The package consists of three additional submodules for analysing the results post-training:

- [`muvi.tl`](muvi/tools/utils.py) provides tools for downstream analysis, e.g.,

  - compute `muvi.tl.variance_explained` across all factors and views

  - `muvi.tl.test` the significance between the prior feature sets and the inferred factors

  - apply clustering on the latent space such as `muvi.tl.leiden`

  - `muvi.tl.save` the model in order to `muvi.tl.load` it at a later point in time

- [`muvi.pl`](muvi/tools/plotting.py) works in tandem with `muvi.tl` by providing visualization methods such as

  - `muvi.pl.variance_explained` (see above)

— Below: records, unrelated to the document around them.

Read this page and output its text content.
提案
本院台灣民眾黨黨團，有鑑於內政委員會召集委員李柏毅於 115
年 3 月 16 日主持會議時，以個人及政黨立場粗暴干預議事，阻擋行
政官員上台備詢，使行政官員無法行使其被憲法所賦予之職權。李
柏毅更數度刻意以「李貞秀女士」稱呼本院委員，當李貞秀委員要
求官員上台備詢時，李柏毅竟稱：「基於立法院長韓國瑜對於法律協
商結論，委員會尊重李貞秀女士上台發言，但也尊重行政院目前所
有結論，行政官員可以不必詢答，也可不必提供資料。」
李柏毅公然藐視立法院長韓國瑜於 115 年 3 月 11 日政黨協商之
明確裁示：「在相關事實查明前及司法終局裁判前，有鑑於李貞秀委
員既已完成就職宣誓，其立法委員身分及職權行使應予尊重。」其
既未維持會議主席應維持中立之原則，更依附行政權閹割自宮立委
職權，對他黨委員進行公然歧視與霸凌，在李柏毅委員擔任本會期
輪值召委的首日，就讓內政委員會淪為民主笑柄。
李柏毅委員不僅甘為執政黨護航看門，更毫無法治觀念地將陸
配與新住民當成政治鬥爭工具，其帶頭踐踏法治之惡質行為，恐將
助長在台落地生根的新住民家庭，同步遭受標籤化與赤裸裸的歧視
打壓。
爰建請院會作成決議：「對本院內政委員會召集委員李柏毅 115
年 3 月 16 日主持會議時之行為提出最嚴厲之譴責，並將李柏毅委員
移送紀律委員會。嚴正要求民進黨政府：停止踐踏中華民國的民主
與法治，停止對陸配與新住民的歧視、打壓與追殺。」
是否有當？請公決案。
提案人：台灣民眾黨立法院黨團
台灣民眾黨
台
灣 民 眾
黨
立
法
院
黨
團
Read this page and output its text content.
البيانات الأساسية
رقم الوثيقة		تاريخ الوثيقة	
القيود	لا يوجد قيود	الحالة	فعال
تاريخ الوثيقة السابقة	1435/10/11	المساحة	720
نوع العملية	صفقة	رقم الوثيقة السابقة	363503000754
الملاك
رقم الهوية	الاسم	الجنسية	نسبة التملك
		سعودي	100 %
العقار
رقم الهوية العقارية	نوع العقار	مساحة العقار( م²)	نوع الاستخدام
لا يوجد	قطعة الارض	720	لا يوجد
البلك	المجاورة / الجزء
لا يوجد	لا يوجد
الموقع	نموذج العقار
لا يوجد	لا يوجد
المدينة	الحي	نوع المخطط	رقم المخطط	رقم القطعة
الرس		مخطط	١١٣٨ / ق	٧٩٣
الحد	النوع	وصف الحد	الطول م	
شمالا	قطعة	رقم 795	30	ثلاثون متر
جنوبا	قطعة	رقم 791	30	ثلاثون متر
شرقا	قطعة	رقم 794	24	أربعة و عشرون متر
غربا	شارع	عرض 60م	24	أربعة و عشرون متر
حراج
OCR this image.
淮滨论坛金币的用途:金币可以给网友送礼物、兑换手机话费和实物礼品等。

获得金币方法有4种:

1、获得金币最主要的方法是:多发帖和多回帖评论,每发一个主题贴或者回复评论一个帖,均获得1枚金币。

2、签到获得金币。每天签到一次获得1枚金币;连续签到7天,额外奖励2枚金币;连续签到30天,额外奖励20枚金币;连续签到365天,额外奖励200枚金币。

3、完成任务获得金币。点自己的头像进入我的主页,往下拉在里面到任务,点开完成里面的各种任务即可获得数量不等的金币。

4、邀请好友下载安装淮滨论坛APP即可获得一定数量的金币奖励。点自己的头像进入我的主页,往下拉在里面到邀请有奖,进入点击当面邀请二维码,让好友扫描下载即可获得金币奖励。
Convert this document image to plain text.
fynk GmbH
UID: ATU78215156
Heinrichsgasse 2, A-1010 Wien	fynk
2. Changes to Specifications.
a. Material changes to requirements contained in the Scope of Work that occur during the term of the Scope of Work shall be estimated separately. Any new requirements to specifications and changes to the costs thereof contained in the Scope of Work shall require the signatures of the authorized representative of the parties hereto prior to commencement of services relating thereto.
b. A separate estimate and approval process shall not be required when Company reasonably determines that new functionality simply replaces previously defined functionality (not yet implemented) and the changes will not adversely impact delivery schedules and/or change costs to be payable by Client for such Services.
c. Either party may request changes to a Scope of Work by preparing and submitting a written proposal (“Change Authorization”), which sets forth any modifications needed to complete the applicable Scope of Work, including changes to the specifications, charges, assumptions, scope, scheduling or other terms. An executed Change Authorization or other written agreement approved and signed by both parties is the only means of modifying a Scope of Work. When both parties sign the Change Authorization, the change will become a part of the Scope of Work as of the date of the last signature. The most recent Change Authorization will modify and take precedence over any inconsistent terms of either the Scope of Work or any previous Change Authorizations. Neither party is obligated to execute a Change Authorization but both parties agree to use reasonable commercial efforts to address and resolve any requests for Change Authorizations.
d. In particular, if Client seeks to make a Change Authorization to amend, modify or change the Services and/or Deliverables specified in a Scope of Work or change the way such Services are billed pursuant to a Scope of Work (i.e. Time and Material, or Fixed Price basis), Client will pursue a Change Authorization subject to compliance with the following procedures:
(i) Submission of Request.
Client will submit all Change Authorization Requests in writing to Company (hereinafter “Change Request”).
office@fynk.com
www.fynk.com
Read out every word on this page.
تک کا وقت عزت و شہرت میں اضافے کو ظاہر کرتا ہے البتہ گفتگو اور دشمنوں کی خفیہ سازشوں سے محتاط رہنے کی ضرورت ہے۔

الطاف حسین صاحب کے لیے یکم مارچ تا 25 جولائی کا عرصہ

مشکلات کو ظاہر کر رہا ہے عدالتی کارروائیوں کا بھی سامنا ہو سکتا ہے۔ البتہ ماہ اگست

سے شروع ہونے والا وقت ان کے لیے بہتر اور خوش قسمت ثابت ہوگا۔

  - plotting the latent space via `muvi.pl.tsne`, `muvi.pl.scatter` or `muvi.pl.stripplot`

  - investigating factors in terms of their inferred loadings with `muvi.pl.inspect_factor`

- [`muvi.fs`](muvi/tools/feature_sets.py) serves the data structure and methods for loading, processing and storing the prior information from feature sets

## Tutorials

Check out our [basic tutorial](examples/1_basic_tutorial.ipynb) to get familiar with `MuVI`, or jump straight to a [single-cell multiome](examples/3a_single-cell_multi-omics_integration.ipynb) analysis!

`R` users can readily export a trained `MuVI` model into `R` with a single line of code and resume the analysis with the [`MOFA2`](https://biofam.github.io/MOFA2) package.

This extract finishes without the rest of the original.